Esta directiva estableció una serie de lineamientos preventivos orientados a consolidar progresivamente un sistema educativo verdaderamente inclusivo en Colombia. El objetivo principal es garantizar el derecho a la educación de niñas, niños y adolescentes con discapacidad en condiciones de igualdad, dignidad y sin discriminación.
La medida representa un llamado de atención a las autoridades educativas nacionales y territoriales para transformar el modelo tradicional de atención a estudiantes con discapacidad, promoviendo su participación activa dentro de las aulas regulares y evitando prácticas de segregación que históricamente han limitado su integración social y académica.
Fin a la segregación permanente
Uno de los puntos centrales de la directiva es la eliminación progresiva de las llamadas aulas pedagógicas especiales concebidas como espacios permanentes separados del resto de estudiantes.
Según explicó el Ministerio Público, estas modalidades no pueden convertirse en escenarios de exclusión disfrazados de atención diferencial.
La Procuraduría enfatizó que la transición deberá hacerse de manera gradual, organizada y con acompañamiento técnico, garantizando siempre la continuidad de los procesos educativos y protegiendo el interés superior de los estudiantes con discapacidad.
La directiva aclara que avanzar hacia una educación inclusiva no significa simplemente trasladar estudiantes a aulas regulares, sino asegurar que existan las condiciones pedagógicas, humanas y tecnológicas necesarias para que puedan aprender y participar en igualdad de condiciones.
Inclusión real, no solo discursiva
El documento insiste en que la inclusión debe ser efectiva y tangible dentro de las instituciones educativas. Para ello, se exige la adopción de ajustes razonables en los procesos pedagógicos, curriculares y evaluativos, además de la correcta implementación de los Planes Individuales de Ajustes Razonables (PIAR).
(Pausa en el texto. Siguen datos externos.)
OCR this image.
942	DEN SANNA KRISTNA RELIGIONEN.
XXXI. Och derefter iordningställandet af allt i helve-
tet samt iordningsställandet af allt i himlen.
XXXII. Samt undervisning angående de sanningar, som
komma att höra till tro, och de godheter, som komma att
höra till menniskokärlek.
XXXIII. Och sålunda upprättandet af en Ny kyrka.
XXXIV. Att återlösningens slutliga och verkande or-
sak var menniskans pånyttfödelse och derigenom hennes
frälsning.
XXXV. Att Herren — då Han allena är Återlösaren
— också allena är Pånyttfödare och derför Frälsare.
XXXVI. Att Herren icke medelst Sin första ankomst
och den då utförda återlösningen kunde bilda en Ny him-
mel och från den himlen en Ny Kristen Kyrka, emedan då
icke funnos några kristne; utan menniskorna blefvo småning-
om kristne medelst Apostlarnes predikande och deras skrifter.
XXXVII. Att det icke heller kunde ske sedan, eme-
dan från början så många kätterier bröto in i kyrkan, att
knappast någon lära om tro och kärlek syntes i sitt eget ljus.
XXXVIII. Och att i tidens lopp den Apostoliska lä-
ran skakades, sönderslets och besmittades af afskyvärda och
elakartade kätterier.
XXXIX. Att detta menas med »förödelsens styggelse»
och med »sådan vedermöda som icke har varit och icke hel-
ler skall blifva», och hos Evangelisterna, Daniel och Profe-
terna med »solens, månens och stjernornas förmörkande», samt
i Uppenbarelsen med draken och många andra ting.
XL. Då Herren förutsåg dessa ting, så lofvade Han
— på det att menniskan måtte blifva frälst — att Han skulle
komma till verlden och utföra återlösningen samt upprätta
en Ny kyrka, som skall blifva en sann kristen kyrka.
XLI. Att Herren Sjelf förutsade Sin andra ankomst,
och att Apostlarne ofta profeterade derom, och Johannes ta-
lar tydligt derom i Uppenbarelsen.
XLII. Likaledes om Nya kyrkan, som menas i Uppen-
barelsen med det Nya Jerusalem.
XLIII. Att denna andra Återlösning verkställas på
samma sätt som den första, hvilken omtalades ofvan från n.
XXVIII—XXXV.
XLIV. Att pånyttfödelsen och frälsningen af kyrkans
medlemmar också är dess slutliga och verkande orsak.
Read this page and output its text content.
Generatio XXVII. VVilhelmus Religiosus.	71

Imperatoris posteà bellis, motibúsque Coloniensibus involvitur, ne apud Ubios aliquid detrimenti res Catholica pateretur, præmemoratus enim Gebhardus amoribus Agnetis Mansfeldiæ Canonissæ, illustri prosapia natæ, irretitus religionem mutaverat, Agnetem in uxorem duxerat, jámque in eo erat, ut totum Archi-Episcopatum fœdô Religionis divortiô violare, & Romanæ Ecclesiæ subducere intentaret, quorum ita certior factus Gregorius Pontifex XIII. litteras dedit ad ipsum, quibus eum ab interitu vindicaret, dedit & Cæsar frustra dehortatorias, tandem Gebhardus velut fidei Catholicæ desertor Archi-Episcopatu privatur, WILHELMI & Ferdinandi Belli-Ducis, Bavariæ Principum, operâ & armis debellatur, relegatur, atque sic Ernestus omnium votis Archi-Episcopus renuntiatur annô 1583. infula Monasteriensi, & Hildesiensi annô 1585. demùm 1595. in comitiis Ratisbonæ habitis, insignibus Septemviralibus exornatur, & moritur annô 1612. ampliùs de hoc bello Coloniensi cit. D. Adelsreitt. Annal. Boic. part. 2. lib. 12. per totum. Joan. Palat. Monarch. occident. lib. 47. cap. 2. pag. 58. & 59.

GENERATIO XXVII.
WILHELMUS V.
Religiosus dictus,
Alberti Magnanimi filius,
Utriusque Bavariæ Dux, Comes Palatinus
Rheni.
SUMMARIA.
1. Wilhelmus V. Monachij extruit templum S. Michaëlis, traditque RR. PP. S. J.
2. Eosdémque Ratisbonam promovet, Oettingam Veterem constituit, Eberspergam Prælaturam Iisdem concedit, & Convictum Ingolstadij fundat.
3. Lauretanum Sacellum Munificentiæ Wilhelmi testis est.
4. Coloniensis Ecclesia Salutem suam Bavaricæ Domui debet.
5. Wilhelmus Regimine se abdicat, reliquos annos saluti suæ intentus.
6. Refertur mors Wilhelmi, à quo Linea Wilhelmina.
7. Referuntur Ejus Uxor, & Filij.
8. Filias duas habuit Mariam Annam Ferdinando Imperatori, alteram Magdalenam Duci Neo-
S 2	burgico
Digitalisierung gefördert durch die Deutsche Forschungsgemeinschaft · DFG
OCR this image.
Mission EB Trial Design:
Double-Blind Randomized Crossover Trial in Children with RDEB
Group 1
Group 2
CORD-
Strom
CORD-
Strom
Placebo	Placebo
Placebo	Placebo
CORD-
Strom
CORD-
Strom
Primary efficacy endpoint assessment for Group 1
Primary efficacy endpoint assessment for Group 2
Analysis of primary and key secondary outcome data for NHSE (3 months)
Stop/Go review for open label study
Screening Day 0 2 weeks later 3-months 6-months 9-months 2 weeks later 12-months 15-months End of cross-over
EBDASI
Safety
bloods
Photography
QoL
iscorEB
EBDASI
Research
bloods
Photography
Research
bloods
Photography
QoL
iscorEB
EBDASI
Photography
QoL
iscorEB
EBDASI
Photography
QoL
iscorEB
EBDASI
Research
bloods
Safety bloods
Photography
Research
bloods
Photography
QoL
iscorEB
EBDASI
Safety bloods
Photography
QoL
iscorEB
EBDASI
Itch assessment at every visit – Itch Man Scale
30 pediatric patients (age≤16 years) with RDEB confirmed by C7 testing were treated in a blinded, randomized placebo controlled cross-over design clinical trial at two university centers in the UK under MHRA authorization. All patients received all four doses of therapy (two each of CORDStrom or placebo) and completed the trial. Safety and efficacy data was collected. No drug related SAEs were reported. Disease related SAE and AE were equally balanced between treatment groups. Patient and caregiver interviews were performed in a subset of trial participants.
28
Asimismo, se hace énfasis en la necesidad de contar con apoyos profesionales especializados, tecnologías de asistencia y herramientas que permitan eliminar barreras físicas, comunicativas y metodológicas que todavía persisten en muchos colegios del país.
La Procuraduría advirtió que la falta de adecuaciones y apoyos puede traducirse en una vulneración directa del derecho fundamental a la educación, especialmente para estudiantes con discapacidad que enfrentan dificultades para acceder o permanecer en el sistema educativo.
Más allá de discursos ideológicos
La directiva pone el foco en una inclusión verdadera y concreta: garantizar que los niños con discapacidad tengan las mismas oportunidades que cualquier otro estudiante. A diferencia de otras discusiones centradas en agendas ideológicas de género, esta iniciativa busca acabar con la segregación que durante años ha apartado a muchos menores de las aulas regulares por sus capacidades diferenciales.
La Procuraduría General de la Nación plantea que sea el sistema educativo el que se adapte a las necesidades de estos estudiantes, eliminando barreras y brindando apoyos reales para asegurar su participación y desarrollo en igualdad de condiciones.
Exhorto al Ministerio y a secretarías de Educación
En el marco de la directiva, la Procuraduría exhortó al Ministerio de Educación Nacional a fortalecer la asistencia técnica y emitir lineamientos claros para orientar a las entidades territoriales certificadas en educación.
De igual forma, las secretarías de Educación y los establecimientos educativos, tanto oficiales como privados, deberán diseñar e implementar planes de transición con metas, cronogramas y recursos definidos. Estos planes deberán garantizar no solo la matrícula de estudiantes con discapacidad, sino también su permanencia y participación activa dentro de las aulas regulares.
El Ministerio Público también anunció que hará seguimiento preventivo al cumplimiento de estas disposiciones. Por ello, las autoridades educativas deberán reportar los avances en la implementación de la directiva antes del 28 de agosto de 2026.
Con esta decisión, el ente de control busca impulsar un cambio estructural en el sistema educativo colombiano, promoviendo una educación que no excluya ni se limite a integrar simbólicamente, sino que realmente reconozca y atienda la diversidad de los estudiantes.